Un paio di cose che controllerei e che spesso la gente salta:

  • Guarda la capacità riportata della scheda. Se all’improvviso mostra numeri strani, capacità minuscola o chiede di formattare, questo indica corruzione del filesystem o guasto della scheda.
  • Prova a leggerla su un dispositivo che possa mostrare i file nascosti/di sistema. A volte i dati ci sono, semplicemente non sono visibili.
  • Se era inserita in un telefono Android, controlla se il telefono ha crittografato/adottato la scheda. In tal caso, un altro dispositivo potrebbe mostrarla come vuota anche se i dati esistono.

Piccolo disaccordo con chi dice di “fare prima una scansione”: se la scheda si comporta in modo instabile, è lenta o si disconnette, non continuare a martellarla con scansioni ripetute. Questo può peggiorare la situazione di una scheda che sta morendo. In quel caso, un solo passaggio attento o un’immagine è una scelta più intelligente.

Se la scheda viene letta in modo abbastanza normale, Disk Drill è una scelta solida perché può trovare sia le voci perse del filesystem sia le firme grezze di foto/video senza essere un totale incubo da usare. Recupera solo sul computer, non di nuovo sulla scheda SD. È una cosa basilare, ma la gente continua comunque a farlo e poi si chiede perché il recupero sia peggiorato. Ci sono passato, l’ho fatto, me ne sono pentito lol.

Se i file sono fondamentali e la scheda continua a sparire, onestamente salta il fai da te e rivolgiti a un laboratorio di recupero prima che la scheda muoia del tutto.

Inoltre, vale la pena leggere questa discussione su come recuperare foto cancellate da una scheda SD e file della fotocamera.

Quello che aggiungerei a quanto hanno detto @ombrasilente, @espritlibre e @mikeappsreviewer: controlla se la scheda mostra effettivamente il giusto tipo di file system in Gestione disco o Utility Disco. Se mostra RAW, informazioni sulla partizione vuote oppure nessun punto di montaggio, questo spiega la visualizzazione “vuota” senza significare che i dati siano spariti.

Un piccolo disaccordo: io non passerei subito a qualsiasi tentativo di riparazione, nemmeno su una copia, a meno che tu non sappia già che la scheda è danneggiata logicamente e stabile. Alcuni “fix” si limitano a riscrivere i metadati in modi che rendono il recupero successivo più complicato.

Un controllo indiziario a basso sforzo:

  • Confronta lo spazio usato con lo spazio libero
  • Vedi se la cartella DCIM esiste ma è vuota
  • Controlla se la scheda diventa da sola di sola lettura

Quest’ultimo punto può significare che il controller si sta guastando, il che è una cattiva notizia ma è utile saperlo.

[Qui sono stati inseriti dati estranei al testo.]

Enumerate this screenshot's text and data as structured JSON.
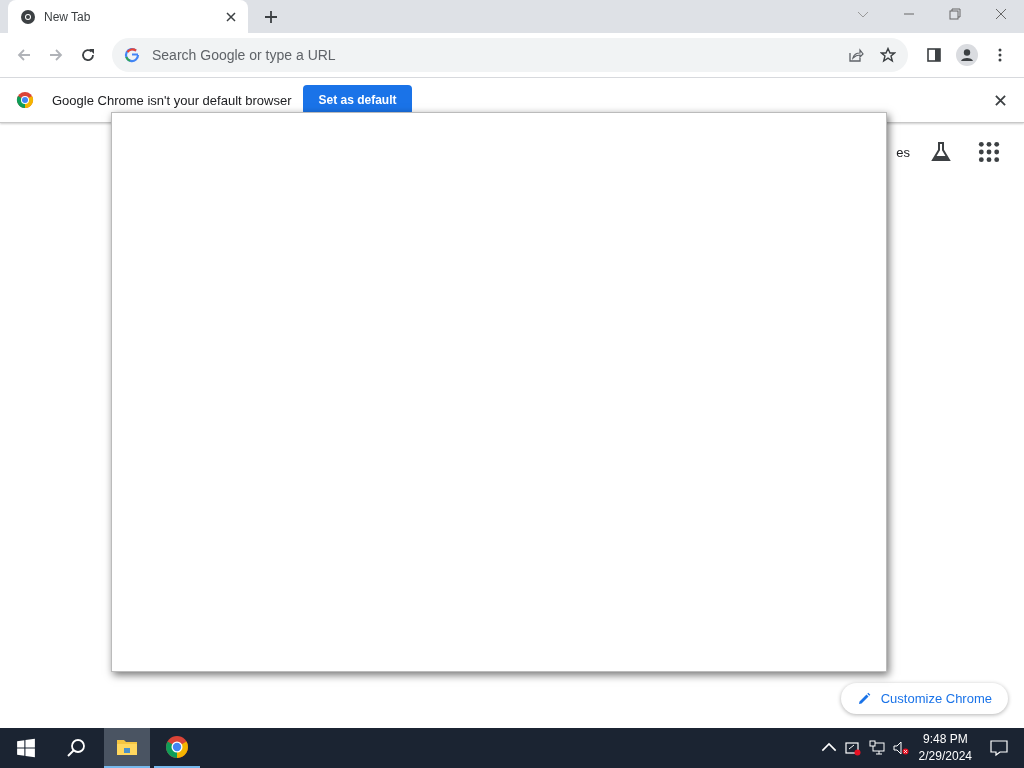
{
  "tabs": [
    {
      "title": "New Tab",
      "selected": true
    }
  ],
  "omnibox": {
    "placeholder": "Search Google or type a URL"
  },
  "infobar": {
    "message": "Google Chrome isn't your default browser",
    "button": "Set as default"
  },
  "ntp": {
    "partial_link": "es",
    "customize": "Customize Chrome"
  },
  "taskbar": {
    "apps": [
      {
        "kind": "explorer",
        "active": true
      },
      {
        "kind": "chrome",
        "active": false
      }
    ],
    "time": "9:48 PM",
    "date": "2/29/2024"
  }
}
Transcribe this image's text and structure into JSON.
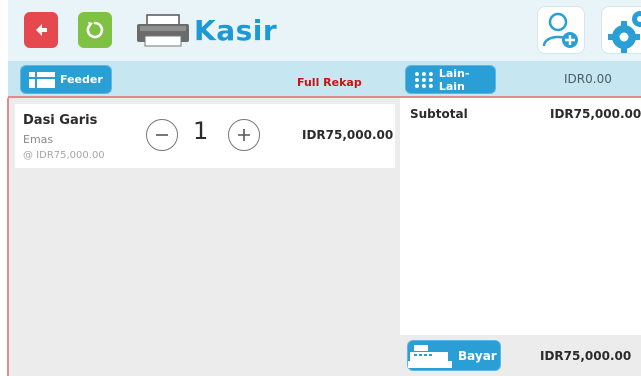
{
  "header": {
    "title": "Kasir",
    "icons": {
      "back": "back-arrow-icon",
      "refresh": "refresh-icon",
      "printer": "printer-icon",
      "add_user": "add-user-icon",
      "settings": "settings-gears-icon"
    }
  },
  "toolbar": {
    "feeder_label": "Feeder",
    "full_rekap_label": "Full Rekap",
    "lain_label": "Lain-Lain",
    "amount": "IDR0.00"
  },
  "cart": {
    "items": [
      {
        "name": "Dasi Garis",
        "variant": "Emas",
        "unit_price": "@ IDR75,000.00",
        "quantity": "1",
        "total": "IDR75,000.00"
      }
    ]
  },
  "summary": {
    "subtotal_label": "Subtotal",
    "subtotal_value": "IDR75,000.00",
    "pay_label": "Bayar",
    "grand_total": "IDR75,000.00"
  },
  "colors": {
    "accent": "#2a9fd6",
    "title": "#1b9ad6",
    "back": "#e5484d",
    "refresh": "#7fc142",
    "full_rekap": "#cc1111"
  }
}
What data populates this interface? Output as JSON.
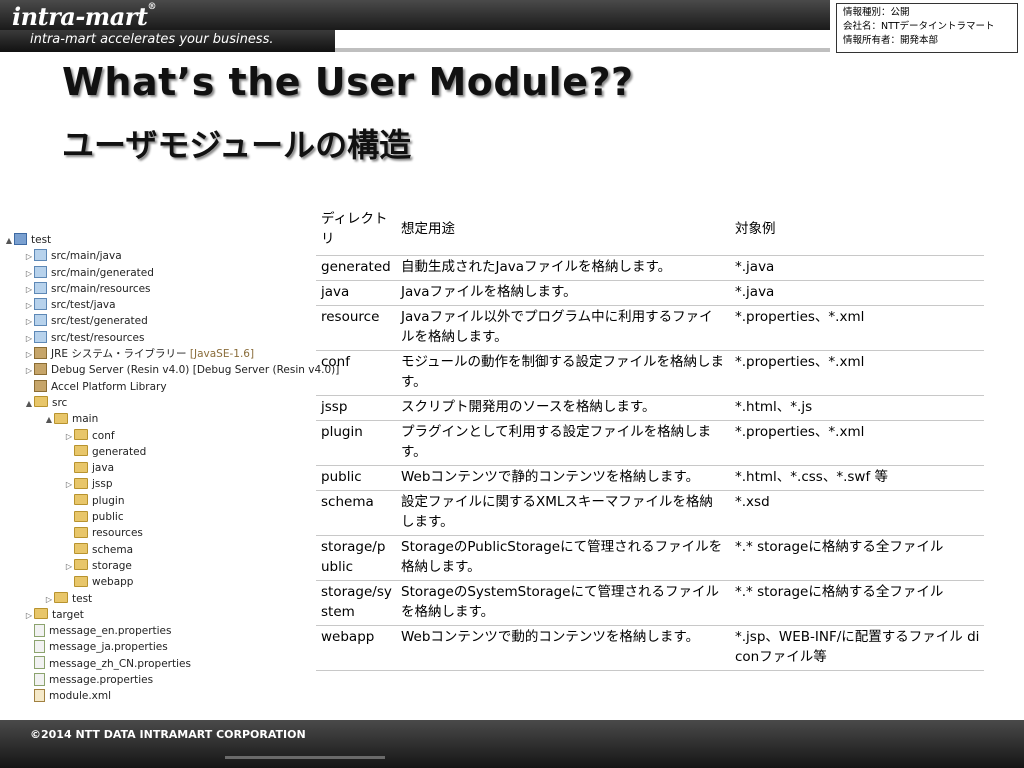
{
  "header": {
    "logo": "intra-mart",
    "logo_reg": "®",
    "tagline": "intra-mart accelerates your business.",
    "info": [
      "情報種別：公開",
      "会社名：NTTデータイントラマート",
      "情報所有者：開発本部"
    ]
  },
  "titles": {
    "en": "What’s the User Module??",
    "ja": "ユーザモジュールの構造"
  },
  "tree": [
    {
      "label": "test",
      "icon": "project-icon",
      "arrow": "▲",
      "indent": 0
    },
    {
      "label": "src/main/java",
      "icon": "package-folder-icon",
      "arrow": "▷",
      "indent": 1
    },
    {
      "label": "src/main/generated",
      "icon": "package-folder-icon",
      "arrow": "▷",
      "indent": 1
    },
    {
      "label": "src/main/resources",
      "icon": "package-folder-icon",
      "arrow": "▷",
      "indent": 1
    },
    {
      "label": "src/test/java",
      "icon": "package-folder-icon",
      "arrow": "▷",
      "indent": 1
    },
    {
      "label": "src/test/generated",
      "icon": "package-folder-icon",
      "arrow": "▷",
      "indent": 1
    },
    {
      "label": "src/test/resources",
      "icon": "package-folder-icon",
      "arrow": "▷",
      "indent": 1
    },
    {
      "label": "JRE システム・ライブラリー",
      "extra": "[JavaSE-1.6]",
      "icon": "library-icon",
      "arrow": "▷",
      "indent": 1
    },
    {
      "label": "Debug Server (Resin v4.0) [Debug Server (Resin v4.0)]",
      "icon": "library-icon",
      "arrow": "▷",
      "indent": 1
    },
    {
      "label": "Accel Platform Library",
      "icon": "library-icon",
      "arrow": "",
      "indent": 1
    },
    {
      "label": "src",
      "icon": "folder-icon",
      "arrow": "▲",
      "indent": 1
    },
    {
      "label": "main",
      "icon": "folder-icon",
      "arrow": "▲",
      "indent": 2
    },
    {
      "label": "conf",
      "icon": "folder-icon",
      "arrow": "▷",
      "indent": 3
    },
    {
      "label": "generated",
      "icon": "folder-icon",
      "arrow": "",
      "indent": 3
    },
    {
      "label": "java",
      "icon": "folder-icon",
      "arrow": "",
      "indent": 3
    },
    {
      "label": "jssp",
      "icon": "folder-icon",
      "arrow": "▷",
      "indent": 3
    },
    {
      "label": "plugin",
      "icon": "folder-icon",
      "arrow": "",
      "indent": 3
    },
    {
      "label": "public",
      "icon": "folder-icon",
      "arrow": "",
      "indent": 3
    },
    {
      "label": "resources",
      "icon": "folder-icon",
      "arrow": "",
      "indent": 3
    },
    {
      "label": "schema",
      "icon": "folder-icon",
      "arrow": "",
      "indent": 3
    },
    {
      "label": "storage",
      "icon": "folder-icon",
      "arrow": "▷",
      "indent": 3
    },
    {
      "label": "webapp",
      "icon": "folder-icon",
      "arrow": "",
      "indent": 3
    },
    {
      "label": "test",
      "icon": "folder-icon",
      "arrow": "▷",
      "indent": 2
    },
    {
      "label": "target",
      "icon": "folder-icon",
      "arrow": "▷",
      "indent": 1
    },
    {
      "label": "message_en.properties",
      "icon": "file-icon",
      "arrow": "",
      "indent": 1
    },
    {
      "label": "message_ja.properties",
      "icon": "file-icon",
      "arrow": "",
      "indent": 1
    },
    {
      "label": "message_zh_CN.properties",
      "icon": "file-icon",
      "arrow": "",
      "indent": 1
    },
    {
      "label": "message.properties",
      "icon": "file-icon",
      "arrow": "",
      "indent": 1
    },
    {
      "label": "module.xml",
      "icon": "xml-file-icon",
      "arrow": "",
      "indent": 1
    }
  ],
  "table": {
    "headers": [
      "ディレクトリ",
      "想定用途",
      "対象例"
    ],
    "rows": [
      [
        "generated",
        "自動生成されたJavaファイルを格納します。",
        "*.java"
      ],
      [
        "java",
        "Javaファイルを格納します。",
        "*.java"
      ],
      [
        "resource",
        "Javaファイル以外でプログラム中に利用するファイルを格納します。",
        "*.properties、*.xml"
      ],
      [
        "conf",
        "モジュールの動作を制御する設定ファイルを格納します。",
        "*.properties、*.xml"
      ],
      [
        "jssp",
        "スクリプト開発用のソースを格納します。",
        "*.html、*.js"
      ],
      [
        "plugin",
        "プラグインとして利用する設定ファイルを格納します。",
        "*.properties、*.xml"
      ],
      [
        "public",
        "Webコンテンツで静的コンテンツを格納します。",
        "*.html、*.css、*.swf 等"
      ],
      [
        "schema",
        "設定ファイルに関するXMLスキーマファイルを格納します。",
        "*.xsd"
      ],
      [
        "storage/public",
        "StorageのPublicStorageにて管理されるファイルを格納します。",
        "*.* storageに格納する全ファイル"
      ],
      [
        "storage/system",
        "StorageのSystemStorageにて管理されるファイルを格納します。",
        "*.* storageに格納する全ファイル"
      ],
      [
        "webapp",
        "Webコンテンツで動的コンテンツを格納します。",
        "*.jsp、WEB-INF/に配置するファイル diconファイル等"
      ]
    ]
  },
  "footer": {
    "copyright": "©2014 NTT DATA INTRAMART CORPORATION"
  }
}
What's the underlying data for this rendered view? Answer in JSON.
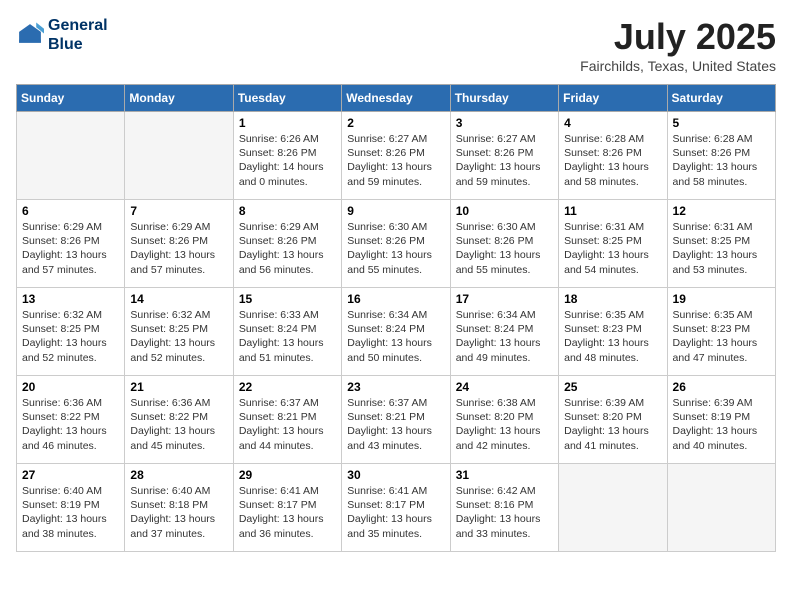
{
  "header": {
    "logo_line1": "General",
    "logo_line2": "Blue",
    "month_year": "July 2025",
    "location": "Fairchilds, Texas, United States"
  },
  "weekdays": [
    "Sunday",
    "Monday",
    "Tuesday",
    "Wednesday",
    "Thursday",
    "Friday",
    "Saturday"
  ],
  "weeks": [
    [
      {
        "day": "",
        "info": ""
      },
      {
        "day": "",
        "info": ""
      },
      {
        "day": "1",
        "info": "Sunrise: 6:26 AM\nSunset: 8:26 PM\nDaylight: 14 hours\nand 0 minutes."
      },
      {
        "day": "2",
        "info": "Sunrise: 6:27 AM\nSunset: 8:26 PM\nDaylight: 13 hours\nand 59 minutes."
      },
      {
        "day": "3",
        "info": "Sunrise: 6:27 AM\nSunset: 8:26 PM\nDaylight: 13 hours\nand 59 minutes."
      },
      {
        "day": "4",
        "info": "Sunrise: 6:28 AM\nSunset: 8:26 PM\nDaylight: 13 hours\nand 58 minutes."
      },
      {
        "day": "5",
        "info": "Sunrise: 6:28 AM\nSunset: 8:26 PM\nDaylight: 13 hours\nand 58 minutes."
      }
    ],
    [
      {
        "day": "6",
        "info": "Sunrise: 6:29 AM\nSunset: 8:26 PM\nDaylight: 13 hours\nand 57 minutes."
      },
      {
        "day": "7",
        "info": "Sunrise: 6:29 AM\nSunset: 8:26 PM\nDaylight: 13 hours\nand 57 minutes."
      },
      {
        "day": "8",
        "info": "Sunrise: 6:29 AM\nSunset: 8:26 PM\nDaylight: 13 hours\nand 56 minutes."
      },
      {
        "day": "9",
        "info": "Sunrise: 6:30 AM\nSunset: 8:26 PM\nDaylight: 13 hours\nand 55 minutes."
      },
      {
        "day": "10",
        "info": "Sunrise: 6:30 AM\nSunset: 8:26 PM\nDaylight: 13 hours\nand 55 minutes."
      },
      {
        "day": "11",
        "info": "Sunrise: 6:31 AM\nSunset: 8:25 PM\nDaylight: 13 hours\nand 54 minutes."
      },
      {
        "day": "12",
        "info": "Sunrise: 6:31 AM\nSunset: 8:25 PM\nDaylight: 13 hours\nand 53 minutes."
      }
    ],
    [
      {
        "day": "13",
        "info": "Sunrise: 6:32 AM\nSunset: 8:25 PM\nDaylight: 13 hours\nand 52 minutes."
      },
      {
        "day": "14",
        "info": "Sunrise: 6:32 AM\nSunset: 8:25 PM\nDaylight: 13 hours\nand 52 minutes."
      },
      {
        "day": "15",
        "info": "Sunrise: 6:33 AM\nSunset: 8:24 PM\nDaylight: 13 hours\nand 51 minutes."
      },
      {
        "day": "16",
        "info": "Sunrise: 6:34 AM\nSunset: 8:24 PM\nDaylight: 13 hours\nand 50 minutes."
      },
      {
        "day": "17",
        "info": "Sunrise: 6:34 AM\nSunset: 8:24 PM\nDaylight: 13 hours\nand 49 minutes."
      },
      {
        "day": "18",
        "info": "Sunrise: 6:35 AM\nSunset: 8:23 PM\nDaylight: 13 hours\nand 48 minutes."
      },
      {
        "day": "19",
        "info": "Sunrise: 6:35 AM\nSunset: 8:23 PM\nDaylight: 13 hours\nand 47 minutes."
      }
    ],
    [
      {
        "day": "20",
        "info": "Sunrise: 6:36 AM\nSunset: 8:22 PM\nDaylight: 13 hours\nand 46 minutes."
      },
      {
        "day": "21",
        "info": "Sunrise: 6:36 AM\nSunset: 8:22 PM\nDaylight: 13 hours\nand 45 minutes."
      },
      {
        "day": "22",
        "info": "Sunrise: 6:37 AM\nSunset: 8:21 PM\nDaylight: 13 hours\nand 44 minutes."
      },
      {
        "day": "23",
        "info": "Sunrise: 6:37 AM\nSunset: 8:21 PM\nDaylight: 13 hours\nand 43 minutes."
      },
      {
        "day": "24",
        "info": "Sunrise: 6:38 AM\nSunset: 8:20 PM\nDaylight: 13 hours\nand 42 minutes."
      },
      {
        "day": "25",
        "info": "Sunrise: 6:39 AM\nSunset: 8:20 PM\nDaylight: 13 hours\nand 41 minutes."
      },
      {
        "day": "26",
        "info": "Sunrise: 6:39 AM\nSunset: 8:19 PM\nDaylight: 13 hours\nand 40 minutes."
      }
    ],
    [
      {
        "day": "27",
        "info": "Sunrise: 6:40 AM\nSunset: 8:19 PM\nDaylight: 13 hours\nand 38 minutes."
      },
      {
        "day": "28",
        "info": "Sunrise: 6:40 AM\nSunset: 8:18 PM\nDaylight: 13 hours\nand 37 minutes."
      },
      {
        "day": "29",
        "info": "Sunrise: 6:41 AM\nSunset: 8:17 PM\nDaylight: 13 hours\nand 36 minutes."
      },
      {
        "day": "30",
        "info": "Sunrise: 6:41 AM\nSunset: 8:17 PM\nDaylight: 13 hours\nand 35 minutes."
      },
      {
        "day": "31",
        "info": "Sunrise: 6:42 AM\nSunset: 8:16 PM\nDaylight: 13 hours\nand 33 minutes."
      },
      {
        "day": "",
        "info": ""
      },
      {
        "day": "",
        "info": ""
      }
    ]
  ]
}
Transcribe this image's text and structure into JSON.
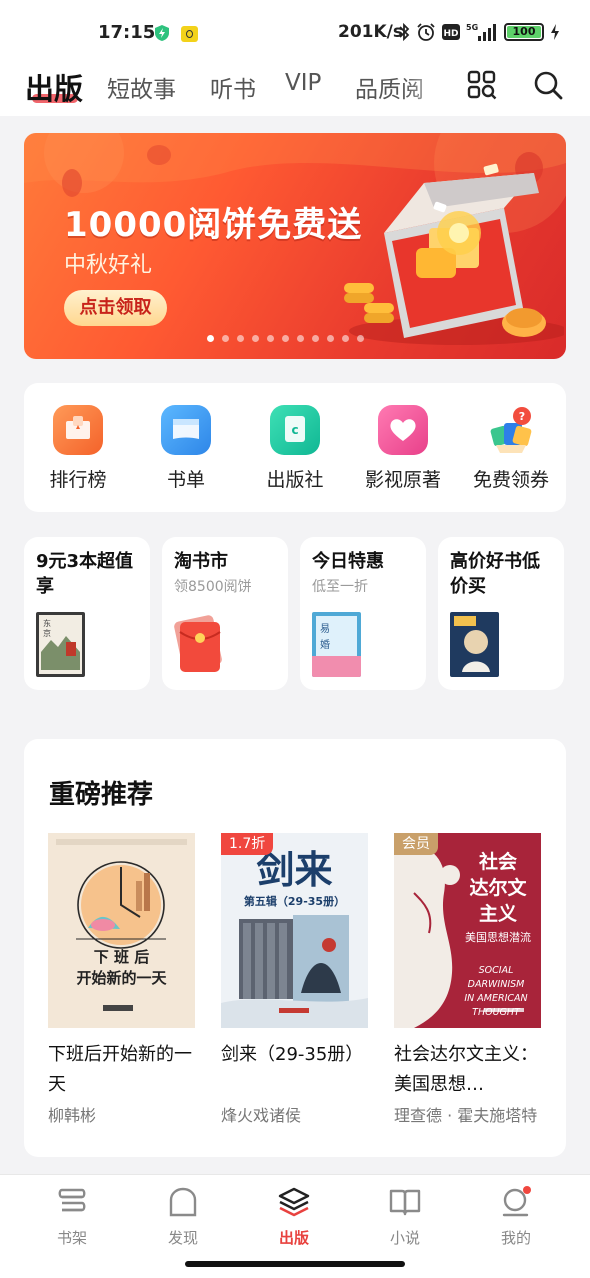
{
  "status": {
    "time": "17:15",
    "speed": "201K/s",
    "network": "5G",
    "battery": "100"
  },
  "nav": {
    "tabs": [
      {
        "label": "出版",
        "active": true
      },
      {
        "label": "短故事"
      },
      {
        "label": "听书"
      },
      {
        "label": "VIP"
      },
      {
        "label": "品质阅"
      }
    ],
    "icons": [
      "grid-search-icon",
      "search-icon"
    ]
  },
  "banner": {
    "title": "10000阅饼免费送",
    "subtitle": "中秋好礼",
    "button": "点击领取",
    "slide_count": 11,
    "active_slide": 1
  },
  "quick": [
    {
      "label": "排行榜",
      "icon": "ranking-icon",
      "color": "#fb7a3a"
    },
    {
      "label": "书单",
      "icon": "booklist-icon",
      "color": "#3d9bf0"
    },
    {
      "label": "出版社",
      "icon": "publisher-icon",
      "color": "#1ec9a4"
    },
    {
      "label": "影视原著",
      "icon": "heart-icon",
      "color": "#f25a9a"
    },
    {
      "label": "免费领券",
      "icon": "coupon-gift-icon",
      "color": "#ff6b4a"
    }
  ],
  "promos": [
    {
      "title": "9元3本超值享",
      "subtitle": ""
    },
    {
      "title": "淘书市",
      "subtitle": "领8500阅饼"
    },
    {
      "title": "今日特惠",
      "subtitle": "低至一折"
    },
    {
      "title": "高价好书低价买",
      "subtitle": ""
    }
  ],
  "recommend": {
    "title": "重磅推荐",
    "books": [
      {
        "title": "下班后开始新的一天",
        "author": "柳韩彬",
        "badge": "",
        "cover": {
          "l1": "下 班 后",
          "l2": "开始新的一天"
        }
      },
      {
        "title": "剑来（29-35册）",
        "author": "烽火戏诸侯",
        "badge": "1.7折",
        "cover": {
          "l1": "剑来",
          "l2": "第五辑（29-35册）"
        }
      },
      {
        "title": "社会达尔文主义：美国思想…",
        "author": "理查德 · 霍夫施塔特",
        "badge": "会员",
        "cover": {
          "l1": "社会",
          "l2": "达尔文",
          "l3": "主义",
          "l4": "美国思想潜流",
          "en1": "SOCIAL",
          "en2": "DARWINISM",
          "en3": "IN AMERICAN",
          "en4": "THOUGHT"
        }
      }
    ]
  },
  "bottom_nav": [
    {
      "label": "书架",
      "icon": "bookshelf-icon"
    },
    {
      "label": "发现",
      "icon": "discover-icon"
    },
    {
      "label": "出版",
      "icon": "publish-icon",
      "active": true
    },
    {
      "label": "小说",
      "icon": "novel-icon"
    },
    {
      "label": "我的",
      "icon": "profile-icon"
    }
  ],
  "colors": {
    "accent": "#e8423f",
    "banner": "#ff5a32",
    "background": "#f3f3f5"
  }
}
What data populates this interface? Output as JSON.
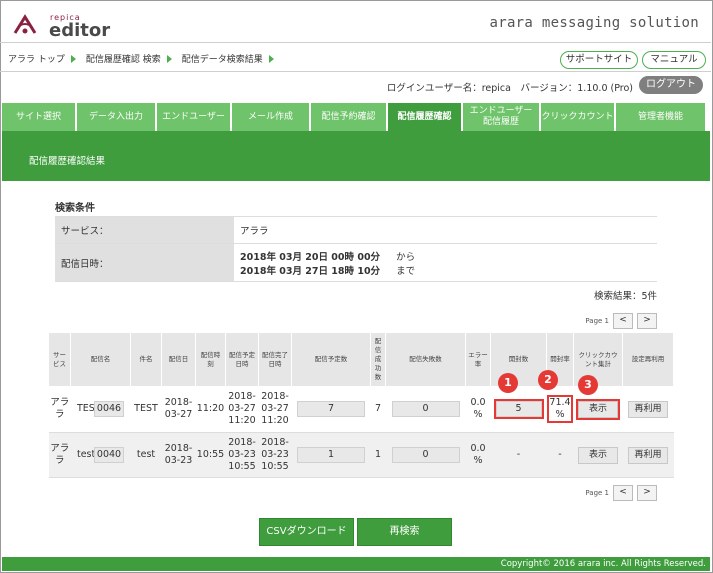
{
  "header": {
    "logo_small": "repica",
    "logo_main": "editor",
    "brand": "arara messaging solution"
  },
  "breadcrumb": [
    "アララ トップ",
    "配信履歴確認 検索",
    "配信データ検索結果"
  ],
  "links": {
    "support": "サポートサイト",
    "manual": "マニュアル"
  },
  "userline": {
    "text": "ログインユーザー名：repica　バージョン：1.10.0 (Pro)"
  },
  "logout_label": "ログアウト",
  "tabs": [
    {
      "label": "サイト選択"
    },
    {
      "label": "データ入出力"
    },
    {
      "label": "エンドユーザー"
    },
    {
      "label": "メール作成"
    },
    {
      "label": "配信予約確認"
    },
    {
      "label": "配信履歴確認"
    },
    {
      "label": "エンドユーザー\n配信履歴"
    },
    {
      "label": "クリックカウント"
    },
    {
      "label": "管理者機能"
    }
  ],
  "page_title": "配信履歴確認結果",
  "conditions": {
    "title": "検索条件",
    "service_label": "サービス：",
    "service_value": "アララ",
    "date_label": "配信日時：",
    "date_from": "2018年 03月 20日 00時 00分",
    "from_word": "から",
    "date_to": "2018年 03月 27日 18時 10分",
    "to_word": "まで"
  },
  "result_count": "検索結果：5件",
  "pager": {
    "page_text": "Page 1",
    "prev": "<",
    "next": ">"
  },
  "table": {
    "headers": [
      "サービス",
      "配信名",
      "件名",
      "配信日",
      "配信時刻",
      "配信予定日時",
      "配信完了日時",
      "配信予定数",
      "配信成功数",
      "配信失敗数",
      "エラー率",
      "開封数",
      "開封率",
      "クリックカウント集計",
      "設定再利用"
    ],
    "rows": [
      {
        "service": "アララ",
        "name": "TEST",
        "id": "0046",
        "subject": "TEST",
        "date": "2018-03-27",
        "time": "11:20",
        "scheduled": "2018-03-27 11:20",
        "completed": "2018-03-27 11:20",
        "planned": "7",
        "success": "7",
        "failed": "0",
        "error_rate": "0.0 %",
        "opens": "5",
        "open_rate": "71.4 %",
        "click_btn": "表示",
        "reuse_btn": "再利用"
      },
      {
        "service": "アララ",
        "name": "test",
        "id": "0040",
        "subject": "test",
        "date": "2018-03-23",
        "time": "10:55",
        "scheduled": "2018-03-23 10:55",
        "completed": "2018-03-23 10:55",
        "planned": "1",
        "success": "1",
        "failed": "0",
        "error_rate": "0.0 %",
        "opens": "-",
        "open_rate": "-",
        "click_btn": "表示",
        "reuse_btn": "再利用"
      }
    ]
  },
  "badges": [
    "1",
    "2",
    "3"
  ],
  "buttons": {
    "csv": "CSVダウンロード",
    "research": "再検索"
  },
  "footer": "Copyright© 2016 arara inc. All Rights Reserved.",
  "colors": {
    "green": "#3f9d3e",
    "tab_green": "#6fc36a",
    "highlight": "#e53935"
  }
}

Per il recupero, Disk Drill è una scelta ragionevole se la scheda continua a essere letta in modo coerente.

Pro

  • Anteprima semplice per foto e video
  • Buono sia nelle scansioni dei file eliminati sia in quelle delle partizioni perse
  • Ordinamento più semplice rispetto a PhotoRec

Contro

  • Non è l’opzione più economica
  • Il recupero grezzo può far perdere nomi e cartelle originali
  • Se l’hardware si sta guastando, il software non risolverà la situazione

Se la scheda si scalda, si disconnette o impiega tantissimo tempo a leggere le cartelle, interrompi il fai da te e valuta un laboratorio. Di solito quella è la soglia.